Nannicini ricorda che
ci saranno anche:
«l’APE sociale, dove lo Stato si
farà carico di garantire un reddito-ponte minimo per chi vi accede in stato di
bisogno, e l’APE aziendale, dove saranno il datore di lavoro o un fondo
bilaterale a farsi carico dei costi».
Il governo reputa
dunque di poter allentare le strette maglie della Riforma Pensioni Fornero, eppure
l’OCSE valuta negativamente la sostenibilità del nostro sistema
previdenziale.
La spesa in Italia per le pensioni è la più alta dei paesi OCSE, quella pubblica tra le più elevate al mondo e per numero di Neet (giovani che non studiano né lavorano) siamo secondi in Europa dopo la Turchia, anche per l’innalzamento dell’età pensionabile.

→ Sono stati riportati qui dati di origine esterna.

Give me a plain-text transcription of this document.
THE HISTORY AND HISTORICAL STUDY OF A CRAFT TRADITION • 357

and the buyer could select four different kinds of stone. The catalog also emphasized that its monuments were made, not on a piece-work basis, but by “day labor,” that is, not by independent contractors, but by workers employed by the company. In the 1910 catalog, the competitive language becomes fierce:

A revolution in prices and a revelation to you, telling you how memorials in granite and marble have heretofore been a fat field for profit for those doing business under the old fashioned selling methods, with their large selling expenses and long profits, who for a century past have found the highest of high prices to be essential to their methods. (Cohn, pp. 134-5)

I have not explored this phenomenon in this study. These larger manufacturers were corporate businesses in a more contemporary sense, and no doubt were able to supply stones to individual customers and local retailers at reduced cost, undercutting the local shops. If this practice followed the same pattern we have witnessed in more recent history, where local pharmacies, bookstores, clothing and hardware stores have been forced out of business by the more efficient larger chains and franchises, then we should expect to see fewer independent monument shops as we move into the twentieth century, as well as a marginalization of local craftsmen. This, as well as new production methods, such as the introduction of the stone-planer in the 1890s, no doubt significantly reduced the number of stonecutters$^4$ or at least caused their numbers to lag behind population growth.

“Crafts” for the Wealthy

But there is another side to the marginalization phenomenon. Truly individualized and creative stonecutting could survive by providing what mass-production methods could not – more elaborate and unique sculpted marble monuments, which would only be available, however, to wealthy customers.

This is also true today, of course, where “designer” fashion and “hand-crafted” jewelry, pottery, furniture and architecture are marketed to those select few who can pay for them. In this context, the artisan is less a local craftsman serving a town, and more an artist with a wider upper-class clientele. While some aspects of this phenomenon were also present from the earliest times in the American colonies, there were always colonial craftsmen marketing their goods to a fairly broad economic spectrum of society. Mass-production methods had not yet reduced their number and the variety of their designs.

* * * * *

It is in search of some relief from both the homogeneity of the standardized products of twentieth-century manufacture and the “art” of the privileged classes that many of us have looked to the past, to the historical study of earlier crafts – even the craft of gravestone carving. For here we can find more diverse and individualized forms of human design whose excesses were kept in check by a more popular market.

La spesa in Italia per le pensioni è la più alta dei paesi OCSE, quella pubblica tra le più elevate al mondo e per numero di Neet (giovani che non studiano né lavorano) siamo secondi in Europa dopo la Turchia, anche per l’innalzamento dell’età pensionabile.
Sono i dati del report OCSE
“Uno sguardo sulla società 2016” che, tra le altre cose, traccia il
quadro del nostro sistema previdenziale lanciando un monito sulla sua scarsa
sostenibilità, pur apprezzando gli sforzi compiuti con le ultime pesanti
riforme volte a renderlo meno costoso per le casse dello Stato, grazie al
sistema contributivo e all’inasprimento dei requisiti di accesso alla pensione.
La spesa totale italiana per i servizi pubblici arriva al 29%
del PIL, nettamente sopra la media OCSE (22%); il quarto livello più alto del
mondo dopo Francia, Finlandia e Belgio. I dati OCSE vengono criticati
dalla UIL, secondo cui:
«l’OCSE continua a dare una
rappresentazione completamente errata della spesa pensionistica italiana»
Nel 16% del PIL
attribuito dall’OCSE alla spesa pensionistica:
«sono ricomprese tutta la spesa
assistenziale, 53 miliardi, il TFR, che è salario differito, e numerose altre
voci che non hanno niente a che vedere con la previdenza».
La spesa pura per
pensioni, in Italia, come più volte dimostrato dalla UIL, è del 10,15%,
quindi sotto la media europea.
Se l’età pensionabile
alta rende il sistema più sostenibile sul lungo periodo, l’eccessivo
irrigidimento s questo fronte ha come effetto, secondo il report, l’aumento dei
Neet (Not in employment, education or training). Fenomeno a
cui il report dedica un focus specifico, con dati allarmanti: a livello
internazionale, i Neet rappresentano il 15% della popolazione giovanile, in
termini assoluti sono circa 40 milioni, e in due casi su tre non cercano
attivamente lavoro. Il reddito lordo che avrebbero prodotto lavorando è
calcolato fra i 360 e i 600 miliardi di dollari, che significa una percentuale
compresa fra lo 0,9 e l’1,5% del pil dell’area OCSE.
L’incertezza legata al
lavoro e al reddito, prosegue l’analisi OCSE, può impedire ai giovani di
raggiungere altre tappe caratterizzanti dell’età adulta, esponendoli ad uno
stato di disillusione e scoraggiamento. A lungo termine, tale incertezza può
anche avere gravi effetti sulla salute, la natalità e la criminalità, e, da
ultimo, può compromettere la coesione sociale». In Italia, i Neet sono il
27% dei giovani (più di uno su quattro), al secondo posto dopo la Turchia.